Cooperatives, credit unions, and mutuals: Financial institutions that are owned and controlled by their members (customers), regardless of whether they do business exclusively with their members or with members and nonmembers.

Specialized state financial institutions:
Specialized state-owned institutions are extensions of the government whose main purpose is to lend support to economic development and/or to provide savings, payment, and deposit services to the public. They include postal banks, government savings banks, SME lending facilities, agriculture banks, and development banks.

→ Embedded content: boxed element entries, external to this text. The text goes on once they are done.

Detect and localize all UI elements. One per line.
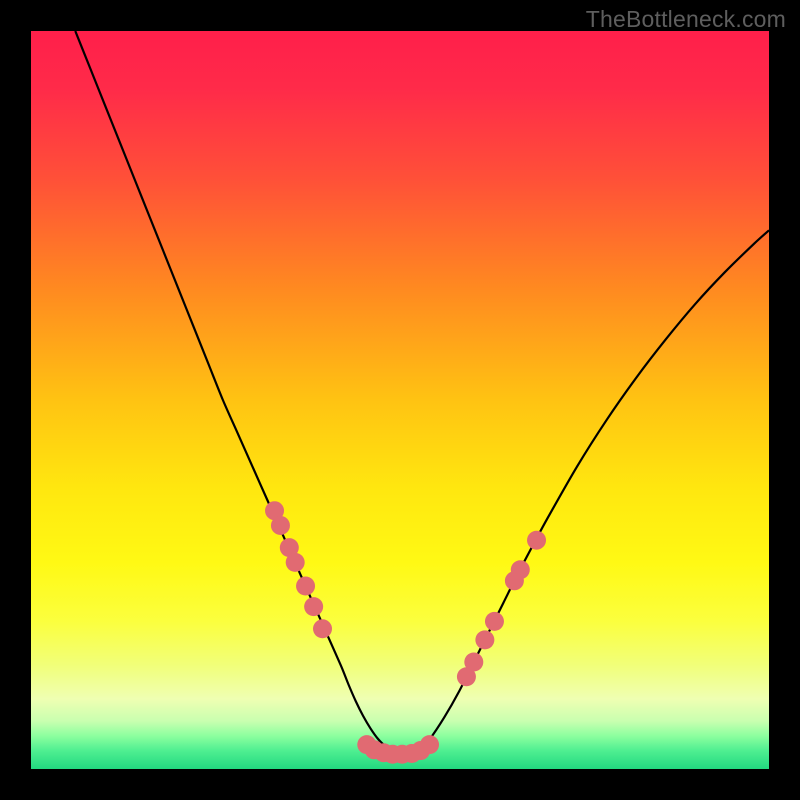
watermark-text: TheBottleneck.com (586, 6, 786, 33)
plot-area (31, 31, 769, 769)
chart-root: TheBottleneck.com (0, 0, 800, 800)
background-gradient (31, 31, 769, 769)
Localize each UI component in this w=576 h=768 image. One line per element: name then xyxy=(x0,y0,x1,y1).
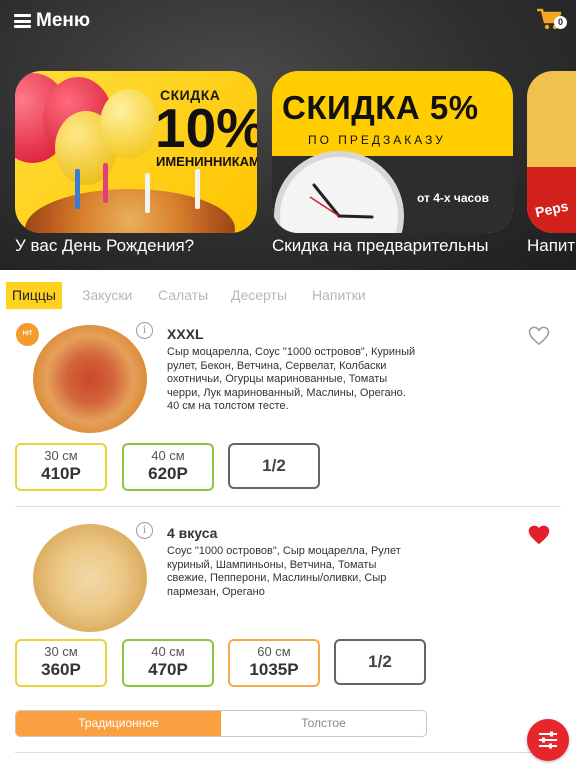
banner-caption[interactable]: Напит xyxy=(527,236,575,256)
tab-salads[interactable]: Салаты xyxy=(152,282,214,309)
tab-snacks[interactable]: Закуски xyxy=(76,282,138,309)
price-label: 470Р xyxy=(148,660,188,679)
size-option-40[interactable]: 40 см 620Р xyxy=(122,443,214,491)
pizza-image[interactable] xyxy=(33,325,147,433)
heart-icon xyxy=(528,326,550,346)
filter-button[interactable] xyxy=(527,719,569,761)
heart-icon xyxy=(528,525,550,545)
banner-caption[interactable]: У вас День Рождения? xyxy=(15,236,194,256)
banner-drinks[interactable]: Peps xyxy=(527,71,576,233)
favorite-button[interactable] xyxy=(528,326,550,346)
category-tabs: Пиццы Закуски Салаты Десерты Напитки xyxy=(0,282,576,310)
header-hero: Меню 0 СКИДКА 10% ИМЕНИННИКАМ У вас День… xyxy=(0,0,576,270)
size-option-60[interactable]: 60 см 1035Р xyxy=(228,639,320,687)
banner-sub-label: ПО ПРЕДЗАКАЗУ xyxy=(308,133,446,147)
price-label: 360Р xyxy=(41,660,81,679)
size-label: 60 см xyxy=(257,644,291,659)
menu-label: Меню xyxy=(36,10,91,31)
product-description: Сыр моцарелла, Соус "1000 островов", Кур… xyxy=(167,346,416,412)
divider xyxy=(15,752,561,753)
cart-button[interactable]: 0 xyxy=(537,7,567,33)
balloon-decoration xyxy=(100,89,158,159)
hamburger-icon xyxy=(14,14,31,28)
product-description: Соус "1000 островов", Сыр моцарелла, Рул… xyxy=(167,545,401,598)
pizza-image[interactable] xyxy=(33,524,147,632)
info-icon[interactable]: i xyxy=(136,522,153,539)
price-label: 1035Р xyxy=(249,660,299,679)
size-label: 40 см xyxy=(151,448,185,463)
product-title: XXXL xyxy=(167,326,204,342)
banner-discount-value: 10% xyxy=(155,97,257,159)
candle-decoration xyxy=(103,163,108,203)
pizza-image xyxy=(25,189,235,233)
hit-badge: HIT xyxy=(16,323,39,346)
tab-drinks[interactable]: Напитки xyxy=(306,282,372,309)
filter-icon xyxy=(539,731,557,749)
tab-desserts[interactable]: Десерты xyxy=(225,282,293,309)
menu-button[interactable]: Меню xyxy=(14,8,90,34)
banner-birthday[interactable]: СКИДКА 10% ИМЕНИННИКАМ xyxy=(15,71,257,233)
dough-selector: Традиционное Толстое xyxy=(15,710,427,737)
size-option-40[interactable]: 40 см 470Р xyxy=(122,639,214,687)
size-option-30[interactable]: 30 см 410Р xyxy=(15,443,107,491)
divider xyxy=(15,506,561,507)
banner-caption[interactable]: Скидка на предварительны xyxy=(272,236,488,256)
dough-option-traditional[interactable]: Традиционное xyxy=(16,711,221,736)
banner-note: от 4-х часов xyxy=(417,191,489,205)
size-label: 40 см xyxy=(151,644,185,659)
size-option-30[interactable]: 30 см 360Р xyxy=(15,639,107,687)
size-label: 30 см xyxy=(44,448,78,463)
half-pizza-button[interactable]: 1/2 xyxy=(228,443,320,489)
size-label: 30 см xyxy=(44,644,78,659)
banner-sub-label: ИМЕНИННИКАМ xyxy=(156,154,257,169)
banner-preorder[interactable]: СКИДКА 5% ПО ПРЕДЗАКАЗУ от 4-х часов xyxy=(272,71,513,233)
tab-pizzas[interactable]: Пиццы xyxy=(6,282,62,309)
info-icon[interactable]: i xyxy=(136,322,153,339)
price-label: 410Р xyxy=(41,464,81,483)
price-label: 620Р xyxy=(148,464,188,483)
banner-headline: СКИДКА 5% xyxy=(282,89,479,126)
candle-decoration xyxy=(75,169,80,209)
clock-icon xyxy=(274,151,404,233)
candle-decoration xyxy=(145,173,150,213)
cart-count-badge: 0 xyxy=(554,16,567,29)
product-title: 4 вкуса xyxy=(167,525,218,541)
favorite-button[interactable] xyxy=(528,525,550,545)
candle-decoration xyxy=(195,169,200,209)
dough-option-thick[interactable]: Толстое xyxy=(221,711,426,736)
half-pizza-button[interactable]: 1/2 xyxy=(334,639,426,685)
top-bar: Меню 0 xyxy=(0,0,576,44)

Microfinance institutions:
Institutions whose primary business model is to lend to (and possibly take deposits from) the poor, often using specialized methodologies such as group lending.
 
The data collected using this institutional classification necessarily understate the scale of microfinance because many banks, cooperatives, and specialized state-owned institutions provide microfinance services as part of their activities.
 
Policy questions. The second part of the survey contains questions on regulations relating to the provision of financial services, including financial inclusion mandates, consumer protection, and measurement of SME finance.

Survey sample 
Questionnaires were sent to 151 countries: 13 in East Asia and Pacific, 27 in Europe and Central Asia, 20 in Latin America and the Caribbean, 14 in the Middle East and North Africa, 6 in South Asia, 40 in Sub-Saharan Africa, and 23 in the high-income OECD countries. For practical purposes, most small islands and economies at war were not included. The sample covers more than 94 percent of the world’s population and nearly 98 percent of global GDP.
 
The questionnaires were sent directly to the governors’ offices of central banks. When appropriate, they were also sent to monetary authorities or banking supervisory agencies. Depending on the country and the structure of the regulatory authority, the questionnaires were filled out by one or several of the following departments: research, statistics, supervision, and foreign relations. Of the 151 questionnaires sent, 142 economies responded, for a response rate of 94 percent.
 
The data passed several robustness checks. First, the numbers and values of deposit and loan accounts for banks and other regulated financial institutions were compared with those from the 2009 survey. Where discrepancies exceeded 20 percent from the previous year, extensive follow-up was conducted to verify the numbers or to explain the data differences. Values were also cross-checked with GDP, population, private credit, and deposit statistics available in World Development Indicators and International Financial Statistics databases.
 
Multiple checks for internal consistency and rationality were also conducted. When anomalies were found, the respondents were asked to provide clarifications. In the absence of adequate clarity, the data points were dropped (in only a few cases). 

To improve cross-country data comparability, definitions have been slightly modified from Financial Access 2009.